On the client side, the app can use this HTML as a base and continue operating on it in the browser as if it had been rendered by the browser. When needed, additional data is added using JavaScript, as an isomorphic app is still dynamic. 

An isomorphic app defines whether the client is able to run scripts or not. When JavaScript is turned off, the code is rendered on the server, so a browser or bot gets all meta tags and content in HTML and CSS. 

When JavaScript is on, only the first page is rendered on the server, so the browser gets HTML, CSS, and JavaScript files. Then JavaScript starts running and the rest of the content is loaded dynamically. Thanks to this, the first screen is displayed faster, the app is compatible with older browsers, and user interactions are smoother in contrast to when websites are rendered on the client side. 

Building an isomorphic app can be really time-consuming. Luckily, there are frameworks that facilitate this process. The two most popular solutions for SEO are Next.js and Gatsby.

Gatsby vs Next.js

The challenge of SEO for GatsbyJS framework is solved by generating static websites. All HTML pages are generated in advance, during the development or build phase, and are then simply loaded to the browser. They contain static data that can be hosted on any hosting service or in the cloud. Such websites are very fast, since they aren’t generated at runtime and don’t wait for data from the database or API. 

But data is only fetched during the build phase. So if your web app has any new content, it won’t be shown until another build is run.

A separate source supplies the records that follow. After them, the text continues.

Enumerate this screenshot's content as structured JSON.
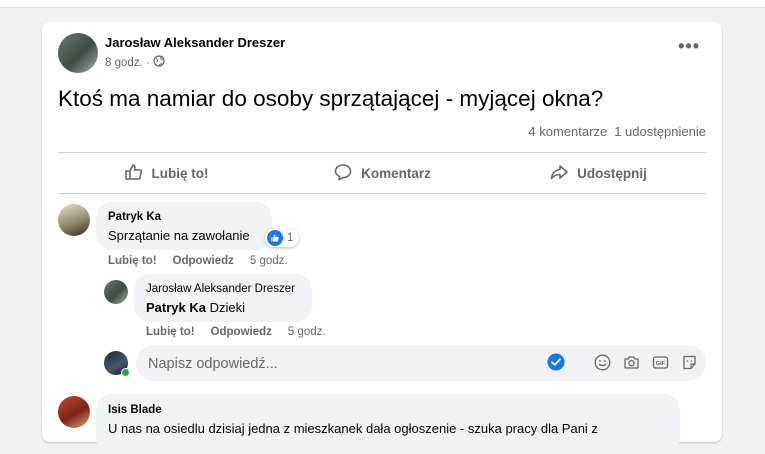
{
  "post": {
    "author": "Jarosław Aleksander Dreszer",
    "time": "8 godz. ·",
    "text": "Ktoś ma namiar do osoby sprzątającej - myjącej okna?",
    "comments_count": "4 komentarze",
    "shares_count": "1 udostępnienie"
  },
  "actions": {
    "like": "Lubię to!",
    "comment": "Komentarz",
    "share": "Udostępnij"
  },
  "comments": [
    {
      "author": "Patryk Ka",
      "text": "Sprzątanie na zawołanie",
      "reactions": "1",
      "like": "Lubię to!",
      "reply": "Odpowiedz",
      "time": "5 godz."
    },
    {
      "author": "Jarosław Aleksander Dreszer",
      "mention": "Patryk Ka",
      "text": "Dzieki",
      "like": "Lubię to!",
      "reply": "Odpowiedz",
      "time": "5 godz."
    },
    {
      "author": "Isis Blade",
      "text": "U nas na osiedlu dzisiaj jedna z mieszkanek dała ogłoszenie - szuka pracy dla Pani z"
    }
  ],
  "reply_input": {
    "placeholder": "Napisz odpowiedź..."
  },
  "colors": {
    "accent": "#1877f2",
    "muted": "#65676b",
    "bubble": "#f0f2f5"
  },
  "icons": [
    "more-icon",
    "globe-icon",
    "like-icon",
    "comment-icon",
    "share-icon",
    "send-icon",
    "emoji-icon",
    "camera-icon",
    "gif-icon",
    "sticker-icon"
  ]
}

This approach works for apps that don’t update data too frequently, i.e. blogs. But if you want to build a web app that loads hundreds of comments and posts (like forums or social networks), it’s better to opt for another technique. 

The second approach is server-side rendering (SSR), which is offered by Next.js. In contrast with traditional client-side rendering, in server-side rendering, HTML is generated on the server, and then the server sends already generated HTML and CSS files to the browser. Also, with Next.js, HTML is generated each time a client sends a request to the server. This is vital when a web app contains dynamic data (as forums or social networks do). For SSR to work on React, developers also need to use the Node.js server, which can process all requests at runtime. 

Prerendering

The idea of prerendering is to preload all HTML elements on the page and cache all SPA pages on the server with the help of Headless Chrome. One popular way to do this is using a prerendering service like prerender.io. A prerendering service intercepts all requests to your website and, with the help of a user-agent, defines whether a bot or a user is viewing the website.

If the viewer is a bot, it gets the cached HTML version of the page. If it’s a user, the single-page app loads normally.